River's voice crackled: "Uh… should we disconnect?"
"No," Zin snapped. "You should all hear this. While you're fighting your digital war, people like me are getting destroyed in the real world. Walsh made me the villain. Morrison's base sees me as a drug dealer. People think I murdered River. Even progressives think I'm a radical extremist."
She stood, pacing. "And the worst part? You didn't even notice. You forgot why we started this. It wasn't about winning a data war. It was about protecting dignity. Preserving the right to think freely."
Richard pulled off his headset. He looked awake for the first time in weeks.
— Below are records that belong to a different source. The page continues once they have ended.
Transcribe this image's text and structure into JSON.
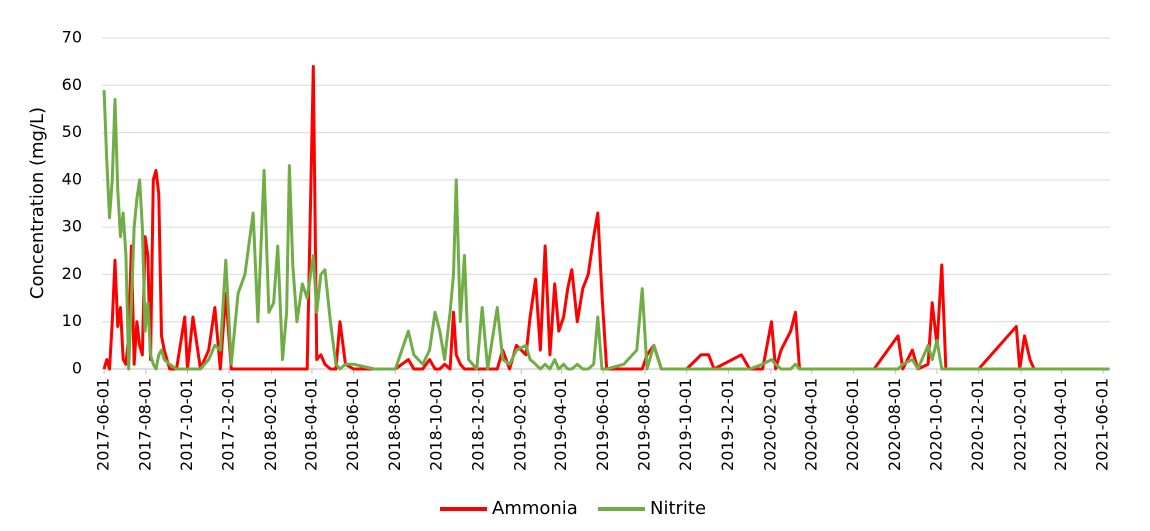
{
  "chart_data": {
    "type": "line",
    "y_label": "Concentration (mg/L)",
    "x": [
      "2017-06-01",
      "2017-06-05",
      "2017-06-09",
      "2017-06-13",
      "2017-06-17",
      "2017-06-21",
      "2017-06-25",
      "2017-06-29",
      "2017-07-03",
      "2017-07-07",
      "2017-07-11",
      "2017-07-15",
      "2017-07-19",
      "2017-07-23",
      "2017-07-27",
      "2017-07-31",
      "2017-08-04",
      "2017-08-08",
      "2017-08-12",
      "2017-08-16",
      "2017-08-20",
      "2017-08-24",
      "2017-08-28",
      "2017-09-05",
      "2017-09-15",
      "2017-09-27",
      "2017-10-01",
      "2017-10-09",
      "2017-10-20",
      "2017-11-01",
      "2017-11-10",
      "2017-11-18",
      "2017-11-26",
      "2017-12-04",
      "2017-12-14",
      "2017-12-24",
      "2018-01-05",
      "2018-01-12",
      "2018-01-21",
      "2018-01-28",
      "2018-02-04",
      "2018-02-10",
      "2018-02-17",
      "2018-02-23",
      "2018-02-27",
      "2018-03-04",
      "2018-03-10",
      "2018-03-18",
      "2018-03-25",
      "2018-04-03",
      "2018-04-08",
      "2018-04-14",
      "2018-04-20",
      "2018-04-28",
      "2018-05-06",
      "2018-05-12",
      "2018-05-20",
      "2018-06-01",
      "2018-07-01",
      "2018-08-01",
      "2018-08-20",
      "2018-08-28",
      "2018-09-10",
      "2018-09-20",
      "2018-09-28",
      "2018-10-05",
      "2018-10-12",
      "2018-10-20",
      "2018-10-25",
      "2018-10-29",
      "2018-11-04",
      "2018-11-10",
      "2018-11-16",
      "2018-11-28",
      "2018-12-06",
      "2018-12-14",
      "2018-12-28",
      "2019-01-05",
      "2019-01-15",
      "2019-01-25",
      "2019-02-08",
      "2019-02-14",
      "2019-02-22",
      "2019-03-01",
      "2019-03-08",
      "2019-03-15",
      "2019-03-22",
      "2019-03-28",
      "2019-04-04",
      "2019-04-10",
      "2019-04-16",
      "2019-04-24",
      "2019-05-02",
      "2019-05-10",
      "2019-05-18",
      "2019-05-24",
      "2019-05-30",
      "2019-06-06",
      "2019-07-01",
      "2019-07-20",
      "2019-07-28",
      "2019-08-04",
      "2019-08-14",
      "2019-08-25",
      "2019-10-01",
      "2019-10-22",
      "2019-11-02",
      "2019-11-10",
      "2019-12-20",
      "2020-01-01",
      "2020-01-20",
      "2020-02-02",
      "2020-02-08",
      "2020-02-16",
      "2020-03-01",
      "2020-03-08",
      "2020-03-14",
      "2020-05-01",
      "2020-07-01",
      "2020-08-05",
      "2020-08-12",
      "2020-08-26",
      "2020-09-03",
      "2020-09-18",
      "2020-09-24",
      "2020-10-01",
      "2020-10-08",
      "2020-10-14",
      "2020-12-01",
      "2021-01-25",
      "2021-01-30",
      "2021-02-06",
      "2021-02-14",
      "2021-02-20",
      "2021-06-10"
    ],
    "series": [
      {
        "name": "Ammonia",
        "color": "#ff0000",
        "values": [
          0,
          2,
          0,
          10,
          23,
          9,
          13,
          2,
          1,
          7,
          26,
          1,
          10,
          5,
          3,
          28,
          24,
          2,
          40,
          42,
          37,
          7,
          4,
          0,
          0,
          11,
          0,
          11,
          0,
          4,
          13,
          0,
          16,
          0,
          0,
          0,
          0,
          0,
          0,
          0,
          0,
          0,
          0,
          0,
          0,
          0,
          0,
          0,
          0,
          64,
          2,
          3,
          1,
          0,
          0,
          10,
          1,
          0,
          0,
          0,
          2,
          0,
          0,
          2,
          0,
          0,
          1,
          0,
          12,
          3,
          1,
          0,
          0,
          0,
          0,
          0,
          0,
          4,
          0,
          5,
          3,
          11,
          19,
          4,
          26,
          3,
          18,
          8,
          11,
          17,
          21,
          10,
          17,
          20,
          28,
          33,
          16,
          0,
          0,
          0,
          0,
          3,
          5,
          0,
          0,
          3,
          3,
          0,
          3,
          0,
          0,
          10,
          0,
          4,
          8,
          12,
          0,
          0,
          0,
          7,
          0,
          4,
          0,
          1,
          14,
          5,
          22,
          0,
          0,
          9,
          0,
          7,
          2,
          0,
          0
        ]
      },
      {
        "name": "Nitrite",
        "color": "#70ad47",
        "values": [
          59,
          44,
          32,
          40,
          57,
          38,
          28,
          33,
          24,
          0,
          14,
          30,
          36,
          40,
          30,
          8,
          14,
          3,
          1,
          0,
          3,
          4,
          2,
          1,
          0,
          0,
          0,
          0,
          0,
          2,
          5,
          4,
          23,
          1,
          16,
          20,
          33,
          10,
          42,
          12,
          14,
          26,
          2,
          12,
          43,
          22,
          10,
          18,
          15,
          24,
          12,
          20,
          21,
          10,
          1,
          0,
          1,
          1,
          0,
          0,
          8,
          3,
          1,
          4,
          12,
          8,
          2,
          12,
          20,
          40,
          10,
          24,
          2,
          0,
          13,
          0,
          13,
          2,
          1,
          4,
          5,
          2,
          1,
          0,
          1,
          0,
          2,
          0,
          1,
          0,
          0,
          1,
          0,
          0,
          1,
          11,
          0,
          0,
          1,
          4,
          17,
          0,
          5,
          0,
          0,
          0,
          0,
          0,
          0,
          0,
          1,
          2,
          1,
          0,
          0,
          1,
          0,
          0,
          0,
          0,
          1,
          2,
          0,
          5,
          2,
          6,
          0,
          0,
          0,
          0,
          0,
          0,
          0,
          0,
          0
        ]
      }
    ],
    "xlim": [
      "2017-05-29",
      "2021-06-11"
    ],
    "xticks": [
      "2017-06-01",
      "2017-08-01",
      "2017-10-01",
      "2017-12-01",
      "2018-02-01",
      "2018-04-01",
      "2018-06-01",
      "2018-08-01",
      "2018-10-01",
      "2018-12-01",
      "2019-02-01",
      "2019-04-01",
      "2019-06-01",
      "2019-08-01",
      "2019-10-01",
      "2019-12-01",
      "2020-02-01",
      "2020-04-01",
      "2020-06-01",
      "2020-08-01",
      "2020-10-01",
      "2020-12-01",
      "2021-02-01",
      "2021-04-01",
      "2021-06-01"
    ],
    "ylim": [
      0,
      70
    ],
    "yticks": [
      0,
      10,
      20,
      30,
      40,
      50,
      60,
      70
    ],
    "grid": true,
    "legend": "bottom"
  }
}
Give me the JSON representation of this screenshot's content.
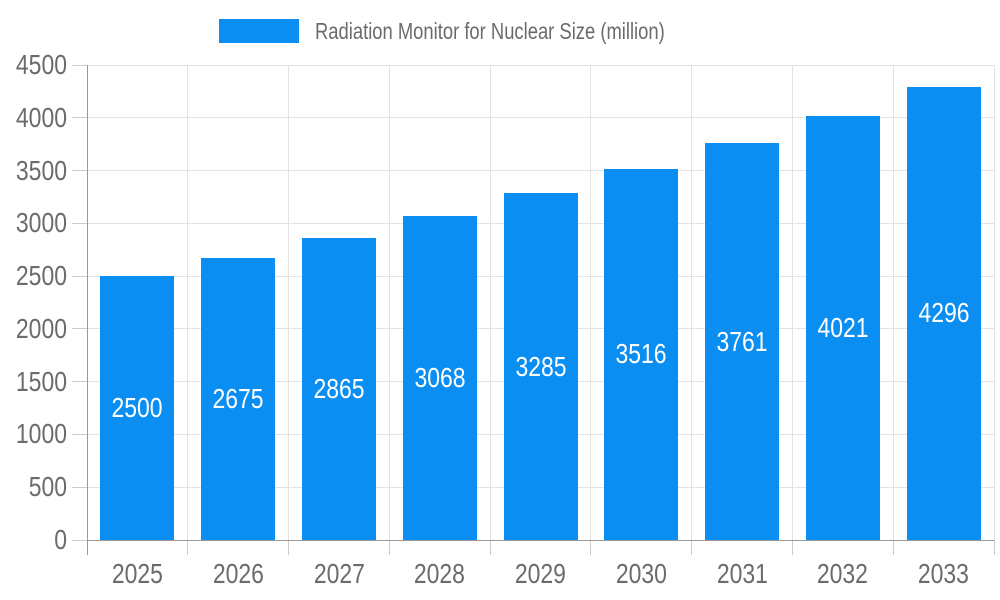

"Zin, I'm sorry. I didn't realize—"
"That I was disappearing? That I'd become irrelevant in my own life?" She laughed, bitter and sharp. "Walsh was right about one thing. The narrative is writing itself. And I'm the dangerous woman who needs to be erased."
Around them, screens kept glowing. Minds exposed. Then erased. Just like them.
But something was different in Richard's expression. Instead of hurt or anger, she saw something else. His pupils had dilated. His breathing had changed.
"Tell me about it," he said quietly.
"What?"
"Tell me what happened. How it felt."
What Zin couldn't see—Richard's vital signs spiking not with jealousy, but with arousal. The image of her with another woman, her pleasure mapped by technology, triggered something primal in his consciousness-obsessed mind.
"Richard—"
"Please," he said, voice carrying hunger she hadn't heard in weeks. "I want to understand. I want to see what you saw."
For the first time in months, she had his complete attention.
But it was too late.
"I want Walsh dead," she said, low and firm. "Not for strategy. Not for revolution. Because he's made me into his perfect villain."
Richard opened his mouth. She raised a hand.
"I'm not asking. David has contacts. I have a plan. You can stay in here. I'll handle the blood work."
She stepped toward the door. Paused.
"River—your hacks prove it. People believe the lies. They want to. But there's one truth they can't manipulate."
A pause. "…What's that?" River asked.
She turned her head. "Dead men don't tell lies."
Zin left him. Left the digital sanctuary. Screens still blinking. Data still streaming.
But Richard didn't move. Because he finally understood—
Some problems aren't solved by data. Or code. Or networks.
Some problems need older solutions.
The bookshelf door clicked shut behind her.
Inside, the speakers buzzed—Richard, fumbling to explain her outburst to his virtual team. They would analyze her words like data points. Map them. Model them.
And miss the most important truth of all:
A woman with nothing left to lose… is the most dangerous weapon of all.